Gary, your Holy Men won, beating Georgia! I know, it's strange for them to call it the Gator Bowl. Perhaps the name came from the days when the Florida Gators seemed to play there just about every year, because their record didn't qualify them to play in a better bowl.
Well, my house has been decked out for Christmas time, with two artificial trees, various knick knacks, and a poinsettia that I "won" at the Rare Fruit Council Holiday potluck dinner several weeks ago (they gave us tickets and had a drawing to give away the decorations on the tables). Anyway, that poinsettia has been dropping leaves, petals, and clumps on my dining room table, and it already looking leggy. I'll put it outdoors and try to grow it in a few weeks, but if it's showing signs of weakness and illness already, it will probably die in the Florida heat if it even lasts that long.
I had a good Christmas and New Year's, with a friend treating me to lunch at Denny's the day after Christmas. The neighbors across the street have been giving me candies and cookies and leftovers. They even gave me this big tub of what looked like scraps of frozen ham and chicken or turkey, all thrown together, and another bag of stuffing. I think they "dumped" their leftovers on me. I have plenty of food, so I figure that I'll leave all that in my freezer until next week and figure out what to do with it all. Probably I should just throw it into a big soup tureen, except I don't make homemade soups.

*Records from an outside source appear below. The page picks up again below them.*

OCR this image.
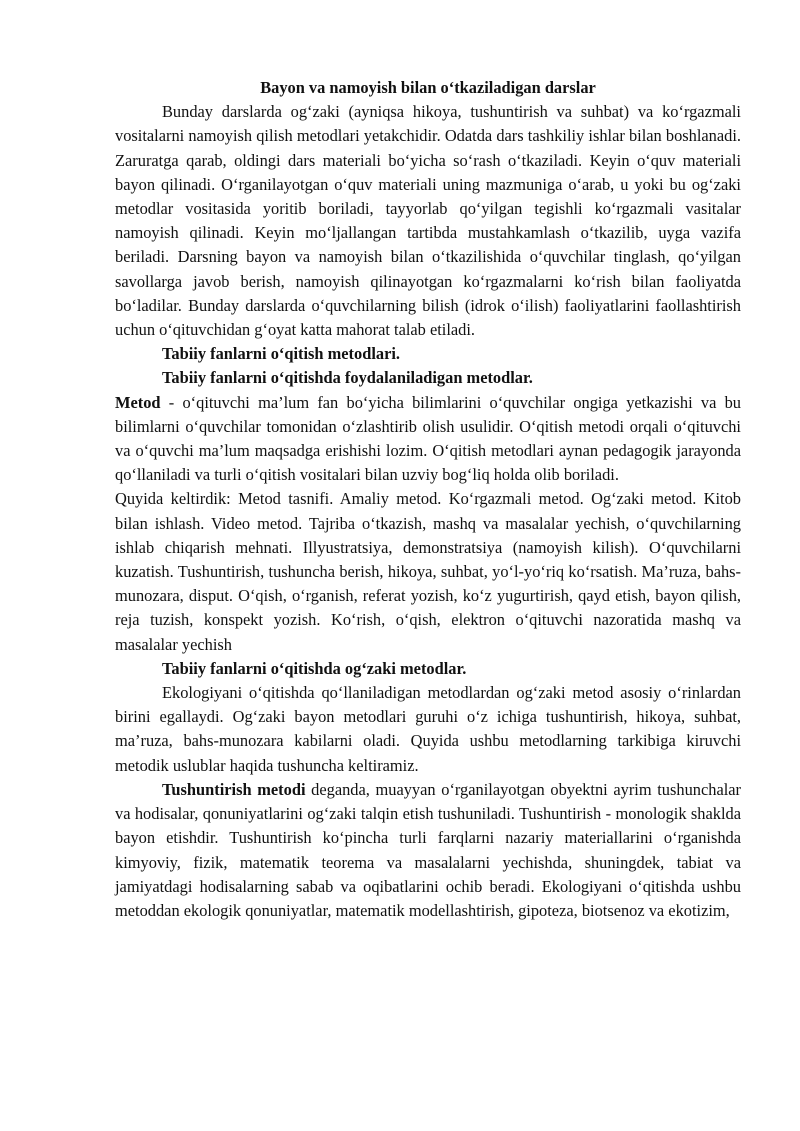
Bayon va namoyish bilan o‘tkaziladigan darslar

Bunday darslarda og‘zaki (ayniqsa hikoya, tushuntirish va suhbat) va ko‘rgazmali vositalarni namoyish qilish metodlari yetakchidir. Odatda dars tashkiliy ishlar bilan boshlanadi. Zaruratga qarab, oldingi dars materiali bo‘yicha so‘rash o‘tkaziladi. Keyin o‘quv materiali bayon qilinadi. O‘rganilayotgan o‘quv materiali uning mazmuniga o‘arab, u yoki bu og‘zaki metodlar vositasida yoritib boriladi, tayyorlab qo‘yilgan tegishli ko‘rgazmali vasitalar namoyish qilinadi. Keyin mo‘ljallangan tartibda mustahkamlash o‘tkazilib, uyga vazifa beriladi. Darsning bayon va namoyish bilan o‘tkazilishida o‘quvchilar tinglash, qo‘yilgan savollarga javob berish, namoyish qilinayotgan ko‘rgazmalarni ko‘rish bilan faoliyatda bo‘ladilar. Bunday darslarda o‘quvchilarning bilish (idrok o‘ilish) faoliyatlarini faollashtirish uchun o‘qituvchidan g‘oyat katta mahorat talab etiladi.

Tabiiy fanlarni o‘qitish metodlari.

Tabiiy fanlarni o‘qitishda foydalaniladigan metodlar.

Metod - o‘qituvchi ma’lum fan bo‘yicha bilimlarini o‘quvchilar ongiga yetkazishi va bu bilimlarni o‘quvchilar tomonidan o‘zlashtirib olish usulidir. O‘qitish metodi orqali o‘qituvchi va o‘quvchi ma’lum maqsadga erishishi lozim. O‘qitish metodlari aynan pedagogik jarayonda qo‘llaniladi va turli o‘qitish vositalari bilan uzviy bog‘liq holda olib boriladi.

Quyida keltirdik: Metod tasnifi. Amaliy metod. Ko‘rgazmali metod. Og‘zaki metod. Kitob bilan ishlash. Video metod. Tajriba o‘tkazish, mashq va masalalar yechish, o‘quvchilarning ishlab chiqarish mehnati. Illyustratsiya, demonstratsiya (namoyish kilish). O‘quvchilarni kuzatish. Tushuntirish, tushuncha berish, hikoya, suhbat, yo‘l-yo‘riq ko‘rsatish. Ma’ruza, bahs-munozara, disput. O‘qish, o‘rganish, referat yozish, ko‘z yugurtirish, qayd etish, bayon qilish, reja tuzish, konspekt yozish. Ko‘rish, o‘qish, elektron o‘qituvchi nazoratida mashq va masalalar yechish

Tabiiy fanlarni o‘qitishda og‘zaki metodlar.

Ekologiyani o‘qitishda qo‘llaniladigan metodlardan og‘zaki metod asosiy o‘rinlardan birini egallaydi. Og‘zaki bayon metodlari guruhi o‘z ichiga tushuntirish, hikoya, suhbat, ma’ruza, bahs-munozara kabilarni oladi. Quyida ushbu metodlarning tarkibiga kiruvchi metodik uslublar haqida tushuncha keltiramiz.

Tushuntirish metodi deganda, muayyan o‘rganilayotgan obyektni ayrim tushunchalar va hodisalar, qonuniyatlarini og‘zaki talqin etish tushuniladi. Tushuntirish - monologik shaklda bayon etishdir. Tushuntirish ko‘pincha turli farqlarni nazariy materiallarini o‘rganishda kimyoviy, fizik, matematik teorema va masalalarni yechishda, shuningdek, tabiat va jamiyatdagi hodisalarning sabab va oqibatlarini ochib beradi. Ekologiyani o‘qitishda ushbu metoddan ekologik qonuniyatlar, matematik modellashtirish, gipoteza, biotsenoz va ekotizim,
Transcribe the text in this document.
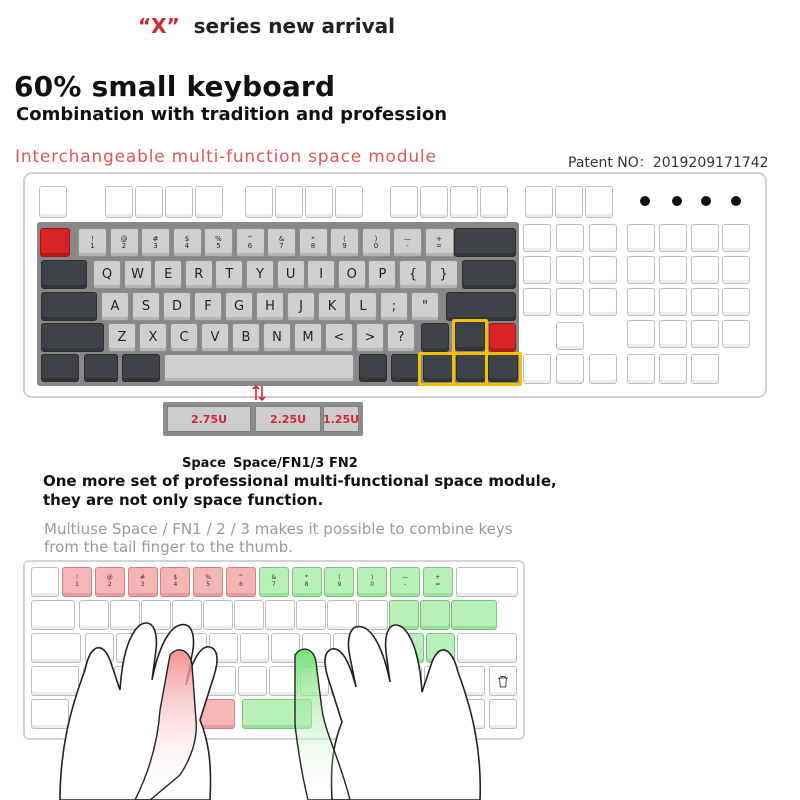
“X” series new arrival
60% small keyboard
Combination with tradition and profession
Interchangeable multi-function space module	Patent NO：2019209171742
!
1
@
2
#
3
$
4
%
5
^
6
&
7
*
8
(
9
)
0
—
-
+
=
Q	W	E	R	T	Y	U	I	O	P	{	}
A	S	D	F	G	H	J	K	L	;	"
Z	X	C	V	B	N	M	<	>	?
2.75U	2.25U	1.25U
Space Space/FN1/3 FN2
One more set of professional multi-functional space module,
they are not only space function.
Multiuse Space / FN1 / 2 / 3 makes it possible to combine keys
from the tail finger to the thumb.
!
1
@
2
#
3
$
4
%
5
^
6
&
7
*
8
(
9
)
0
—
-
+
=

And, oh yes, the Venezuelan lady invited me over for lasagna on Christmas night. She kept begging me to go with her and members of her family to North Carolina. I figured no, it's going to be cold up there, I've only met her family once and I don't really know them, traveling with strangers is an invitation for misery and trouble, and besides, after hurricane Helene, I don't believe the the place will be as nice as they think it will be. Maybe Thad could attend a Carolina Hurricanes hockey game, but I can't think of much else to do up there. And she keeps saying to me that I can talk to her fire captain son-in-law, the guy that hides and never talks to the family in their big gatherings. I'm thinking, if he won't talk to you, what makes you think he'll talk to me? "You can talk to him, he speaks English," as if that's sufficient reason. The world is filled with English speakers that I have no desire to talk to. Anyway, you can see how my nerves are always frazzled when I visit her.
Though she did send some beautiful pictures of snow in the mountains. And it did remind me of a trip I took to the Great
Smoky Mountains in winter many years ago, which remains the only occasion in my life that I've seen a real winter landscape.